Haciendo zapping me engancho con Sex and the city. Cómo no hacerlo si ahí están Big y Carrie a punto de casarse (¡al fin!), Carrie con un vestido maravilloso de un dorado muy suave, cayendo en capas como si de una gigantesca flor se tratase. A un costado de su cabeza, un tocado con forma de pájaro en vibrantes turquesas y azules. Sólo Sarah Jessica Parker, un ícono de la moda en la vida real, puede lucir así. Charlotte, Miranda y Samantha, las damas de honor, están apenas menos bellas, vestidas de negro, azul y rojo. Cuando Carrie llega a la iglesia, Big no está dentro sino frente a las puertas, sin animarse a bajar del auto. Ella lo llama al celular y se entera de que él ha intentado comunicarse infructuosamente durante la última hora, para decirle que no se anima a dar el gran paso. Tras “arrojar su bomba” (doscientos invitados los esperan), Big se aleja. Pese a que recapacita y pega la vuelta, ella lo golpea furiosa con el ramo de novia, le arroja los restos a la cara y le grita que la ha humillado.

Carrie se ha endeudado pagando un viaje a México, una sorpresa para el hombre que la dejó plantada. Para ayudarla a pasar el mal trago, sus amigas viajan con ella de vacaciones, en lo que hubiese sido su luna de miel. Ahí está la novia abandonada, buscando refugio en la suite nupcial de un hotel cinco estrellas. Las demás apenas si alcanzan a quitar y ocultar los pétalos de rosa que formaban un gran corazón sobre el acolchado de la cama doble, pero Carrie parece no darse por enterada. “Baja las persianas”, le pide a Miranda, quien cierra las celosías de dos ventanas. “Todas”, ordena Carrie. En esa oscuridad absoluta pasa las horas, hasta que Charlotte se sienta a su lado para informarle que ha dormido todo el día. “¿Y?”, es la única respuesta. De mañana temprano es Samantha quien la despierta con gesto amoroso: “Tienes que desayunar”. Trae una bandeja de cama, pero Carrie se niega. “Desayuna algo para poder seguir durmiendo…”, la convence Samantha y le guiña un ojo con complicidad.

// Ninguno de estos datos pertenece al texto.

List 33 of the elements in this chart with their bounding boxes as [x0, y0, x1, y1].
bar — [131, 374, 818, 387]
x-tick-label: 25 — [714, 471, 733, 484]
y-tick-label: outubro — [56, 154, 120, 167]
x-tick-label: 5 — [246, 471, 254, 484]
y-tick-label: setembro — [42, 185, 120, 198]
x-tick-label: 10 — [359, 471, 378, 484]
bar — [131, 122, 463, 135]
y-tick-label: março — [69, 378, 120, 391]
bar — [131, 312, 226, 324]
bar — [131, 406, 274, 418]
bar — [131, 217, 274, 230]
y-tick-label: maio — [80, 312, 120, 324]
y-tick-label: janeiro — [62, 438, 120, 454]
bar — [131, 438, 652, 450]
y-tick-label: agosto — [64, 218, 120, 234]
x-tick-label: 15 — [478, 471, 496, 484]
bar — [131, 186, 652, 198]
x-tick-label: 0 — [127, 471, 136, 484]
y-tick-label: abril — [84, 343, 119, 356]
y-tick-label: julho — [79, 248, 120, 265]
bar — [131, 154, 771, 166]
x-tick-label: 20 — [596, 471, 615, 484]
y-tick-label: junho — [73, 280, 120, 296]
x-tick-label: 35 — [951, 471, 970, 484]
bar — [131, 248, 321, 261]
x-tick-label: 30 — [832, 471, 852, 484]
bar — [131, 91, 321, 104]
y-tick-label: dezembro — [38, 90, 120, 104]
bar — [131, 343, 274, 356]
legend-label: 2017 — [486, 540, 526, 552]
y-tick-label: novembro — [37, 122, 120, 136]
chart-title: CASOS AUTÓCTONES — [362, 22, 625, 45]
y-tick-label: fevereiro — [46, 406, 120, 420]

En uno de los gestos más dulces que yo haya visto en cine, Samantha alimenta a Carrie llevando una y otra vez la cuchara a su boca.

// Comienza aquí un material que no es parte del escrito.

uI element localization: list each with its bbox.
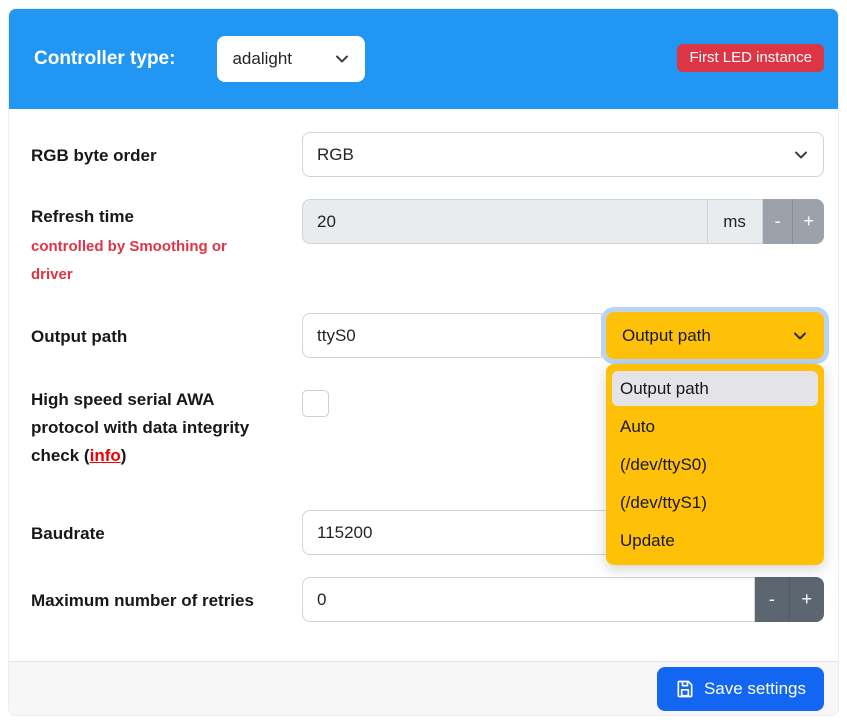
refresh-time-label: Refresh time: [31, 207, 134, 226]
card-header: Controller type: adalight First LED inst…: [9, 9, 838, 109]
awa-protocol-checkbox[interactable]: [302, 390, 329, 417]
controller-type-select[interactable]: adalight: [217, 36, 366, 82]
output-path-input-group: Output path Output path Auto (/dev/ttyS0…: [302, 312, 824, 565]
max-retries-label: Maximum number of retries: [31, 591, 254, 610]
card-footer: Save settings: [9, 661, 838, 715]
chevron-down-icon: [795, 151, 807, 158]
rgb-byte-order-label: RGB byte order: [31, 146, 157, 165]
refresh-time-input-group: ms - +: [302, 199, 824, 244]
chevron-down-icon: [794, 332, 806, 339]
max-retries-decrement-button[interactable]: -: [755, 577, 790, 622]
first-led-instance-badge: First LED instance: [677, 44, 824, 72]
chevron-down-icon: [336, 55, 349, 63]
refresh-time-row: Refresh time controlled by Smoothing or …: [23, 199, 824, 289]
output-path-input[interactable]: [302, 313, 602, 358]
awa-label-text-close: ): [120, 446, 127, 465]
output-path-dropdown-button[interactable]: Output path: [606, 312, 824, 359]
save-icon: [677, 680, 693, 697]
refresh-time-unit: ms: [707, 199, 763, 244]
led-controller-settings-card: Controller type: adalight First LED inst…: [8, 8, 839, 716]
output-path-dropdown: Output path Output path Auto (/dev/ttyS0…: [606, 312, 824, 565]
menu-item-dev-ttys0[interactable]: (/dev/ttyS0): [620, 455, 707, 474]
baudrate-label: Baudrate: [31, 524, 105, 543]
save-settings-button[interactable]: Save settings: [656, 666, 824, 711]
output-path-row: Output path Output path Output path Auto…: [23, 312, 824, 565]
controller-type-value: adalight: [232, 49, 293, 68]
controller-type-label: Controller type:: [34, 48, 176, 69]
menu-item-update[interactable]: Update: [620, 531, 675, 550]
rgb-byte-order-row: RGB byte order RGB: [23, 132, 824, 177]
output-path-dropdown-button-label: Output path: [622, 325, 711, 345]
max-retries-increment-button[interactable]: +: [789, 577, 824, 622]
awa-protocol-label: High speed serial AWA protocol with data…: [23, 384, 302, 470]
max-retries-input[interactable]: [302, 577, 756, 622]
menu-item-auto[interactable]: Auto: [620, 417, 655, 436]
menu-item-output-path[interactable]: Output path: [612, 371, 818, 406]
output-path-dropdown-menu: Output path Auto (/dev/ttyS0) (/dev/ttyS…: [606, 364, 824, 565]
rgb-byte-order-select[interactable]: RGB: [302, 132, 824, 177]
refresh-time-decrement-button[interactable]: -: [762, 199, 794, 244]
awa-protocol-row: High speed serial AWA protocol with data…: [23, 384, 824, 484]
save-settings-label: Save settings: [703, 678, 806, 698]
awa-label-text: High speed serial AWA protocol with data…: [31, 390, 250, 465]
refresh-time-increment-button[interactable]: +: [793, 199, 824, 244]
menu-item-dev-ttys1[interactable]: (/dev/ttyS1): [620, 493, 707, 512]
refresh-time-input: [302, 199, 708, 244]
output-path-label: Output path: [31, 327, 128, 346]
card-body: RGB byte order RGB Refresh time controll…: [9, 109, 838, 622]
max-retries-input-group: - +: [302, 577, 824, 622]
rgb-byte-order-value: RGB: [317, 144, 354, 164]
refresh-time-note: controlled by Smoothing or driver: [31, 238, 227, 283]
info-link[interactable]: info: [89, 446, 121, 465]
max-retries-row: Maximum number of retries - +: [23, 577, 824, 622]
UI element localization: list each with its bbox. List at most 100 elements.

Esa es la clase de empatía, de amor incondicional, que todos precisamos. En nuestra larga vida, más de una vez sucede que simplemente no podemos afrontar el día. Pero se espera que seamos seres de producción y consumo. Para sobrevivir, entonces, llamamos al trabajo e inventamos una dolencia: descompostura, dolor de ovarios, dolor de cabeza, gripe. Norman Briski responzabilizaba a la fiaca. Es más una tristeza sin nombre, creo.

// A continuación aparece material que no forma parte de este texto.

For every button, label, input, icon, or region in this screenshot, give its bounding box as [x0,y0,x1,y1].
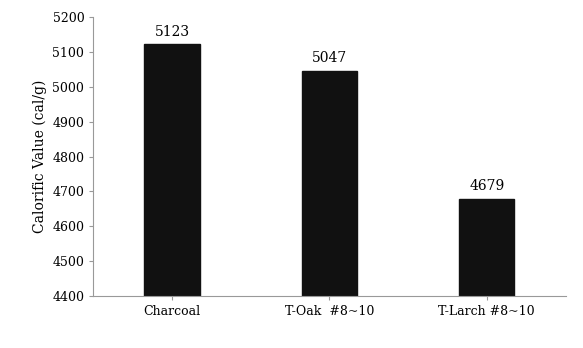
Text: 4679: 4679 [469,180,504,193]
Text: 5123: 5123 [154,25,189,39]
Y-axis label: Calorific Value (cal/g): Calorific Value (cal/g) [32,80,47,233]
Bar [302,71,357,348]
Text: 5047: 5047 [312,52,347,65]
Bar [145,44,199,348]
Bar [459,199,514,348]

En la esquina de casa hay un bar. A ese bar, como a tantos, concurre desde hace años lo que yo llamo “la fauna”. La fauna está integrada, entre otros, por un escritor de novelas pornográficas y por un hombre que no trabajó un solo día de su vida. El hombre que no trabajó nunca se para desde muy temprano en la esquina, frente a las persianas bajas, esperando que abran. Cuando lo hacen, saca un par de mesas y sillas afuera y se gana el primer desayuno de la mañana. A lo largo del día se sienta con distintos habitués, alguno le presta el diario, otro le da charla, el de más allá lo invita con un café. “Es un parásito social…”, escupe con desprecio algún vecino. Este verano, el bar cerró por quince días. El hombre que no trabajó nunca, fiel a su rutina, esperó mañana tras mañana, sentado en un paredoncito cruzando la calle.

Tal vez está demasiado débil y cansado, tal vez la gente tierna lo alimenta en la boca.